En marge du déplacement du président de la République à Calais sur la situation migratoire le 16 janvier, un collectif de chasseurs de gibier d’eau a tenté de l’interpeller sur l’épineux dossier de la chasse des oies.

En théorie, d’ici la fin du mois de janvier, les chasseurs de gibier d’eau devront raccrocher leurs fusils au râtelier et remettre en parc leurs appelants. Mardi 16 janvier, à l’occasion du déplacement du président de la République à Calais pour évoquer la situation des migrants, un collectif d’associations de chasseurs de gibier d’eau a tenté d’attirer l’attention du chef de l’État sur une revendication de longue date : obtenir une prolongation de la chasse des oies durant le mois de février.

Après avoir essuyé un refus du ministre de la Transition écologique, Nicolas Hulot, les chasseurs espèrent désormais un geste fort de la part du président de la République. Crédit : DR

Un tour de chauffe

Après avoir essuyé un refus du ministre de la Transition écologique, Nicolas Hulot, les chasseurs espèrent désormais un geste fort de la part du président de la République. « Nous savons très bien que la décision de prolonger la chasse des oies est un choix politique, avance le calaisien Roger Catez, président de l’association de chasse maritime du Calaisis (ACMC). Forte de ses 1 100 adhérents et de ses 101 installations de chasse sur environ 1500 hectares, l’association est aux premières loges lors des épisodes de migration.

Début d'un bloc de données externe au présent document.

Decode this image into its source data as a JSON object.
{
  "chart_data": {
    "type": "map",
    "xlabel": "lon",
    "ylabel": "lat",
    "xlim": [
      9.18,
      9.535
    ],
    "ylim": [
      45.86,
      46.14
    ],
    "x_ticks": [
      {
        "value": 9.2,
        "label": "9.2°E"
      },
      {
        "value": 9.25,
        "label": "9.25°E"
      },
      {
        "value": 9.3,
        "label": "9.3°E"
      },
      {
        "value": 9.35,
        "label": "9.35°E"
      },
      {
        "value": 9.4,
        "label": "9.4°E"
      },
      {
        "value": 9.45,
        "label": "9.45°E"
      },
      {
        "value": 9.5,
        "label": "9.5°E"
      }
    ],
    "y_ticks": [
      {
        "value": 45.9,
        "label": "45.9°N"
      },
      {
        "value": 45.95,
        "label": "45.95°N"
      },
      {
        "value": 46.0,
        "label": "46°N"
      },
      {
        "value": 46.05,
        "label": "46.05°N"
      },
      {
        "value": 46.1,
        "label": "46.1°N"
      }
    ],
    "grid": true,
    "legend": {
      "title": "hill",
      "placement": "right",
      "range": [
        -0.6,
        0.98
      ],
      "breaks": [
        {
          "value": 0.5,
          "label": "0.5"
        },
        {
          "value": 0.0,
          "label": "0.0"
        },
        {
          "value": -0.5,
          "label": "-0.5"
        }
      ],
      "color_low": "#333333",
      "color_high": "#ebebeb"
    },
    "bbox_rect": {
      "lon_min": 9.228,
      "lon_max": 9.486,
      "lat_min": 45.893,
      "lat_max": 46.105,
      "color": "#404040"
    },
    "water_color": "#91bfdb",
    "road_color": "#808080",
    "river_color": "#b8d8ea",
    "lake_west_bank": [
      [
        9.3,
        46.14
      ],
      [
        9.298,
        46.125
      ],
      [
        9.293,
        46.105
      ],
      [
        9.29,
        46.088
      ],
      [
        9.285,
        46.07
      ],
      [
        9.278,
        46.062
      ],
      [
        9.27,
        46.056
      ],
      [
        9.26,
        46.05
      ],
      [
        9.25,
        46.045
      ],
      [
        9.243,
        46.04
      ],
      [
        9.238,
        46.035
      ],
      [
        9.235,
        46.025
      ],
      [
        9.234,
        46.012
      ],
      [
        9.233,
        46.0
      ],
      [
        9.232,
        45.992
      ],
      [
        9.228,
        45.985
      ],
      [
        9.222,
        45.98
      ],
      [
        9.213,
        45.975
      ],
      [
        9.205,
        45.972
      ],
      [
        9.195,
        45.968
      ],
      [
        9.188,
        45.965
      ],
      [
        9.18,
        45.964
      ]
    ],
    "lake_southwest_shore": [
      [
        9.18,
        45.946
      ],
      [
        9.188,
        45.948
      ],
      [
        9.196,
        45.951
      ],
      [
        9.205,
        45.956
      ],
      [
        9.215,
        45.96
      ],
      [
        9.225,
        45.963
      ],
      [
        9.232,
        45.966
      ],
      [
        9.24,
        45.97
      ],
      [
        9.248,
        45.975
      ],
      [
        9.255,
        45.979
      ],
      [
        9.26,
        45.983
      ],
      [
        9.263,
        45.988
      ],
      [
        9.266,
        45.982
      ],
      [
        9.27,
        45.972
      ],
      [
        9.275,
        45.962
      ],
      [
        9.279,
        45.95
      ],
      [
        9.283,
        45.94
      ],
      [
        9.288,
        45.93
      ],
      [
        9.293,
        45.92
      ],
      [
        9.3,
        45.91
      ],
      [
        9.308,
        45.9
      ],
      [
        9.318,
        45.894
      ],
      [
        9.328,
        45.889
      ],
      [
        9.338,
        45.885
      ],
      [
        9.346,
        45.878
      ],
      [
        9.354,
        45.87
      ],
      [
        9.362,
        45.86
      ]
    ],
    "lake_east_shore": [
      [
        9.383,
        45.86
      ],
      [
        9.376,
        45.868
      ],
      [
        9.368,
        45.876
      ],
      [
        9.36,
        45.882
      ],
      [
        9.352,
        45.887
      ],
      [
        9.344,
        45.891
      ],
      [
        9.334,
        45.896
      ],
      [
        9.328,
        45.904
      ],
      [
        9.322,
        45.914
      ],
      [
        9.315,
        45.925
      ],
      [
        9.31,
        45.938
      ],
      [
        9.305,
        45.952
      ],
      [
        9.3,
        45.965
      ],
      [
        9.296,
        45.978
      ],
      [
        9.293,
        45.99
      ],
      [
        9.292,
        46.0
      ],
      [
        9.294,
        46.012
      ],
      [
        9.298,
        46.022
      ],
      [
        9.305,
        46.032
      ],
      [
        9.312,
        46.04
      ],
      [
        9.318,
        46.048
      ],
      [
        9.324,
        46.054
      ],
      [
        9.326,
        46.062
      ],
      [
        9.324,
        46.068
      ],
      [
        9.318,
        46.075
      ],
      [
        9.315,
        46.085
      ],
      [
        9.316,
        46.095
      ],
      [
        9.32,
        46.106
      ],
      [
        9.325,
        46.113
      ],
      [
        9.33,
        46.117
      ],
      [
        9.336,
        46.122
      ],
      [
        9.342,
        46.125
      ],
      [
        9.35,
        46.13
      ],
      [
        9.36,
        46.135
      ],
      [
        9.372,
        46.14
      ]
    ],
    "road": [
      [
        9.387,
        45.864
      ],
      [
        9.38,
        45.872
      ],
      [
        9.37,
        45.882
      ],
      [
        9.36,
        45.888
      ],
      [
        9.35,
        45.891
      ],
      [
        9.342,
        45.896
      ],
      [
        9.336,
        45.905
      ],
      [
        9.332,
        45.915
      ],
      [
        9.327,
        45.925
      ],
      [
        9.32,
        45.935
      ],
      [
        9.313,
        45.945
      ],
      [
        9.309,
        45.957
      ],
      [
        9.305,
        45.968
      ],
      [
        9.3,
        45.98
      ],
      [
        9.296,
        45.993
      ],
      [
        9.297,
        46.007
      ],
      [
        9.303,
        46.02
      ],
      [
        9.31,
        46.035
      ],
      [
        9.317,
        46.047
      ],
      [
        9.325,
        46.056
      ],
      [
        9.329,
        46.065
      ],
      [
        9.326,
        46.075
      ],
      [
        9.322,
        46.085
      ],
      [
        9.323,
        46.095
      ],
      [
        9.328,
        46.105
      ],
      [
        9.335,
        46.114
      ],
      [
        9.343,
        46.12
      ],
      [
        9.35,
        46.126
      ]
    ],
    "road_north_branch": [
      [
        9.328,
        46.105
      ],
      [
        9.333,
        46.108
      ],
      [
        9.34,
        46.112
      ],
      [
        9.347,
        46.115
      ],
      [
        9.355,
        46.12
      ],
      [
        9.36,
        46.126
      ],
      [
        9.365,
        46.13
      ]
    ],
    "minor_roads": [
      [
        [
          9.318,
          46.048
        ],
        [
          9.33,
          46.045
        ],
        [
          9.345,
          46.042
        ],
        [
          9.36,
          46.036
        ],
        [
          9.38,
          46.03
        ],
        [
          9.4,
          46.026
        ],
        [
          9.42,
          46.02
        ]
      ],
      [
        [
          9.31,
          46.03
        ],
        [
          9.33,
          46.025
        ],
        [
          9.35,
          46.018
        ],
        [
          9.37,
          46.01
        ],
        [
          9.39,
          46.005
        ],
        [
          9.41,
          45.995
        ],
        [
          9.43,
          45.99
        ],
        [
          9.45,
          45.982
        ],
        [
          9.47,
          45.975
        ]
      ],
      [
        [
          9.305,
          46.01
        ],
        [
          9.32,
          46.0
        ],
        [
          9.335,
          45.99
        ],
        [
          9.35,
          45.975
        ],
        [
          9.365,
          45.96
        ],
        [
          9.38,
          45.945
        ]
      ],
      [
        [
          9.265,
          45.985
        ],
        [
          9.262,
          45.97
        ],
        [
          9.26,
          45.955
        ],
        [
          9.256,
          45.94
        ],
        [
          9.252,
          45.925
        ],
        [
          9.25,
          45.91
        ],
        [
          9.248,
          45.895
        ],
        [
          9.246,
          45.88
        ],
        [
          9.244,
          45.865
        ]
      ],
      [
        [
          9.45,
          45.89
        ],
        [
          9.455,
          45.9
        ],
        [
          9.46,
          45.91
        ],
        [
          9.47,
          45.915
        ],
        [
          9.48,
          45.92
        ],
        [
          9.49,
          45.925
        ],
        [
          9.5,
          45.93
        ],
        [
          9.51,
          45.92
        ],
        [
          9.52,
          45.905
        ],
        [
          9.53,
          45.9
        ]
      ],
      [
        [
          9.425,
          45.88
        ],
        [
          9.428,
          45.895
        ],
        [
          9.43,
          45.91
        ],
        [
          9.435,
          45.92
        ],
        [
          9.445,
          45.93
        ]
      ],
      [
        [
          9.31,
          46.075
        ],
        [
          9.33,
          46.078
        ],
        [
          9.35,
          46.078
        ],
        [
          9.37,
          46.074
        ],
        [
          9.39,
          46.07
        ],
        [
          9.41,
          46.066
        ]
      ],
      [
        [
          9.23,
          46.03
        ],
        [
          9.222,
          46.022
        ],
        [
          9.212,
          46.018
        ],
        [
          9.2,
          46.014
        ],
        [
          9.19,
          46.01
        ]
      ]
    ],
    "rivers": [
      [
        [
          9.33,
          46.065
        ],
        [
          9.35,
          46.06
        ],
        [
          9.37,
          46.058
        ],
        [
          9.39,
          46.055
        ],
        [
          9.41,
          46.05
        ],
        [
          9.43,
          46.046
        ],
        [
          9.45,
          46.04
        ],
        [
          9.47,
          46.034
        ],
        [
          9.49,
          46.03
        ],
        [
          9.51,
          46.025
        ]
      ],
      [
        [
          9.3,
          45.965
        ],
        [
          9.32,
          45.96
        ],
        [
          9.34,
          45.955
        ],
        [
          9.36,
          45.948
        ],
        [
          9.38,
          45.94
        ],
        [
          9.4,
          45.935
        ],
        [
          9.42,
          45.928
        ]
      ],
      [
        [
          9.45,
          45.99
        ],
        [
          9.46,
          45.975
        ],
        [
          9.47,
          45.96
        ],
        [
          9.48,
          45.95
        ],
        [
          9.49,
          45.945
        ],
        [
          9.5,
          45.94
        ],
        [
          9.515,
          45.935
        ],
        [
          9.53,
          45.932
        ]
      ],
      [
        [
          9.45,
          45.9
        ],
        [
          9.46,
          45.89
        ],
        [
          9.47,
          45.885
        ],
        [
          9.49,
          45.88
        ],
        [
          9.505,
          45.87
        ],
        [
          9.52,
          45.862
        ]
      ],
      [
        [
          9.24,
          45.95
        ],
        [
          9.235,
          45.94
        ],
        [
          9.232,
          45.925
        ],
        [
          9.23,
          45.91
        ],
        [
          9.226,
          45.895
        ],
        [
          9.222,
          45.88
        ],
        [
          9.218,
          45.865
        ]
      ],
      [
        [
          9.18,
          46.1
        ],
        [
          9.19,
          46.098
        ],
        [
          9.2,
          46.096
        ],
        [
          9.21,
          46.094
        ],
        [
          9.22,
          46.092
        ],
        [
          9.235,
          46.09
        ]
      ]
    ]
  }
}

Au niveau national, les chasseurs revendiquent le fait de représenter une force de plus d’un million de pratiquants. Et certains d’entre eux en sont déjà à rêver d’une mobilisation comme celle de 1998, où 250 000 chasseurs avaient battu le pavé parisien, dans l’hypothèse où ils ne seraient pas entendus.

Parmi les associations représentées au sein de ce mouvement, on comptait la présence de l’Association des chasseurs côtiers du littoral (ACCL) Nord, les Amis huttiers de la Sensée, l’Association maritime des chasseurs de la baie de Canche (AMCBC), l’Amicale des huttiers de la vallée de la Sensée (AHVS), ou encore la Ligue des Sauvaginiers Français (LSF).

Le mépris des arguments avancés

Pour le président de l’AMCBC et président de la commission « gibier d’eau » de la Fédération des chasseurs du Pas-de-Calais, Thierry Forestier, la demande des chasseurs se fonde sur plusieurs arguments : « On nous a demandé d’étayer notre demande par des études scientifiques. Aujourd’hui, nous avons les résultats de ces études et ils montrent que l’on peut sans soucis chasser les oies au mois de février. Nous avons investi dans des radars qui nous permettent de mieux connaître l’état des populations d’oiseaux et leurs déplacements. Nous avons aussi équipé des oiseaux de balises et aujourd’hui, on nous jette tout cela à la figure ».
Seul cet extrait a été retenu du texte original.